Se decide la impugnación interpuesta frente a la sentencia proferida el 13 de septiembre de 2022 por la Sala de Decisión de Tutelas 2 de la homóloga de Casación Penal de esta Corporación, que negó la salvaguarda promovida por Bienvenido Segundo Santrich Grau contra la Sala de Descongestión 4 de Casación Laboral de la Corte y la Sala Laboral del Tribunal Superior del Distrito Judicial de Bogotá. Al trámite se ordenó vincular al Juzgado 23 Laboral del Circuito de Bogotá y a las demás partes del proceso laboral de radicado 11001310502320170019001.
I. ANTECEDENTES
1. El accionante, mediante apoderado judicial, procura la salvaguarda de sus garantías superiores al debido proceso, «seguridad social» y «favorabilidad», presuntamente vulnerados por la Sala accionada.

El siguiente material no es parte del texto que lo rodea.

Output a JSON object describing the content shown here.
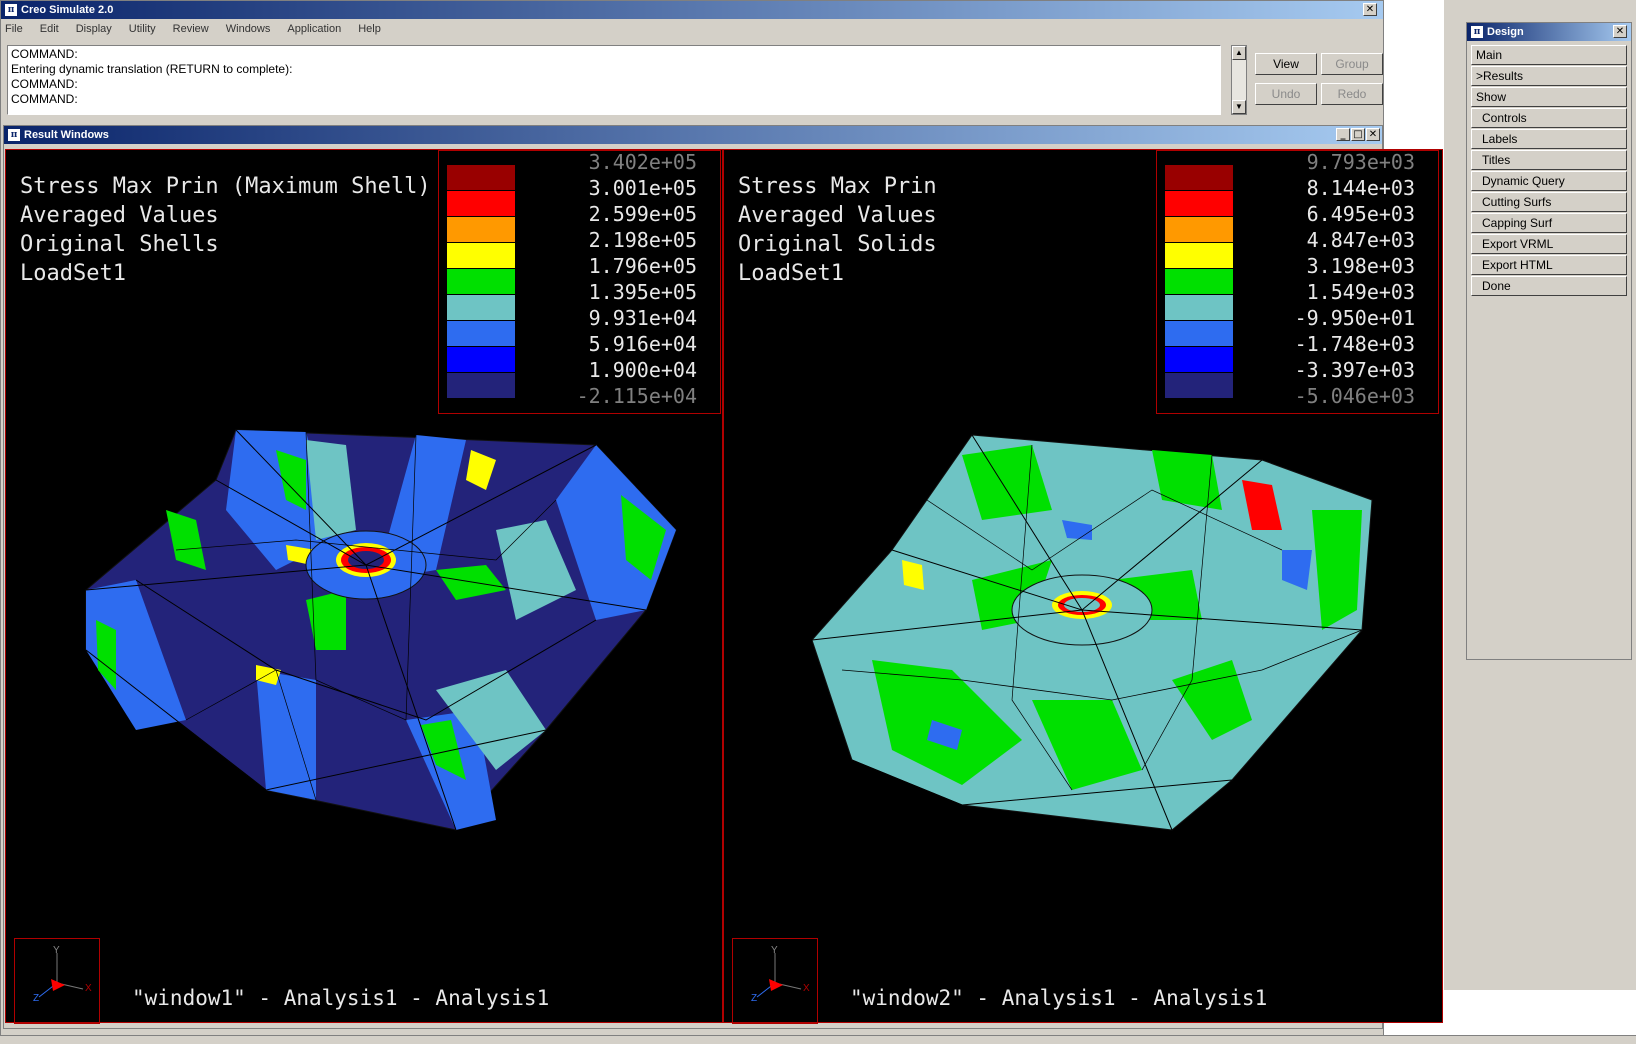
{
  "app": {
    "title": "Creo Simulate 2.0",
    "close_glyph": "✕"
  },
  "menu": [
    "File",
    "Edit",
    "Display",
    "Utility",
    "Review",
    "Windows",
    "Application",
    "Help"
  ],
  "command_lines": [
    "COMMAND:",
    "Entering dynamic translation (RETURN to complete):",
    "COMMAND:",
    "COMMAND:"
  ],
  "buttons": {
    "view": "View",
    "group": "Group",
    "undo": "Undo",
    "redo": "Redo"
  },
  "result_window": {
    "title": "Result Windows",
    "min_glyph": "_",
    "max_glyph": "□",
    "close_glyph": "✕"
  },
  "viewports": [
    {
      "labels": [
        "Stress Max Prin (Maximum Shell)",
        "Averaged Values",
        "Original Shells",
        "LoadSet1"
      ],
      "legend_values": [
        "3.402e+05",
        "3.001e+05",
        "2.599e+05",
        "2.198e+05",
        "1.796e+05",
        "1.395e+05",
        "9.931e+04",
        "5.916e+04",
        "1.900e+04",
        "-2.115e+04"
      ],
      "footer": "\"window1\" - Analysis1 - Analysis1",
      "axis_letters": {
        "y": "Y",
        "z": "Z",
        "x": "X"
      }
    },
    {
      "labels": [
        "Stress Max Prin",
        "Averaged Values",
        "Original Solids",
        "LoadSet1"
      ],
      "legend_values": [
        "9.793e+03",
        "8.144e+03",
        "6.495e+03",
        "4.847e+03",
        "3.198e+03",
        "1.549e+03",
        "-9.950e+01",
        "-1.748e+03",
        "-3.397e+03",
        "-5.046e+03"
      ],
      "footer": "\"window2\" - Analysis1 - Analysis1",
      "axis_letters": {
        "y": "Y",
        "z": "Z",
        "x": "X"
      }
    }
  ],
  "legend_colors": [
    "#990000",
    "#ff0000",
    "#ff9900",
    "#ffff00",
    "#00e000",
    "#6ec4c4",
    "#2e6cf0",
    "#0000ff",
    "#23237a"
  ],
  "design_panel": {
    "title": "Design",
    "close_glyph": "✕",
    "items": [
      "Main",
      ">Results",
      "Show",
      "Controls",
      "Labels",
      "Titles",
      "Dynamic Query",
      "Cutting Surfs",
      "Capping Surf",
      "Export VRML",
      "Export HTML",
      "Done"
    ]
  }
}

2. Del escrito inicial, se resaltan los siguientes hechos y alegaciones relevantes:
2.1. El gestor instauró demanda ordinaria laboral contra Carbones del Cerrejón Limited, con el fin de que se decrete que «adquirió el derecho al bono pensional, dado su traslado del régimen de prestación definida al de ahorro individual, en la forma establecida originalmente en el artículo 117 de la Ley 100 de 1993 y en el Decreto Ley 1299 de 1994, debidamente reglamentado por los Decretos 1748 de 1995 y 3366 de 2007». En ese sentido, pidió que se declare que para la liquidación del bono pensional debió utilizarse como salario base «el salario devengado por el afiliado, debidamente reportado por el empleador a la institución de seguridad social, conforme lo establece el literal a del artículo 5 del Decreto Ley 1299 de 1994»1.
2.2. El 14 de junio de 2018, el Juzgado 23º Laboral del Circuito de Bogotá absolvió a las demandadas de todas las pretensiones, decisión que fue confirmada por la Sala Laboral del Tribunal Superior de la citada ciudad el 19 de junio de 20192.
2.3. El 17 de mayo de 2022, la Sala de Descongestión de Casación Laboral convocada resolvió el recurso extraordinario en proveído SL1704-2022 y no casó la sentencia atacada3.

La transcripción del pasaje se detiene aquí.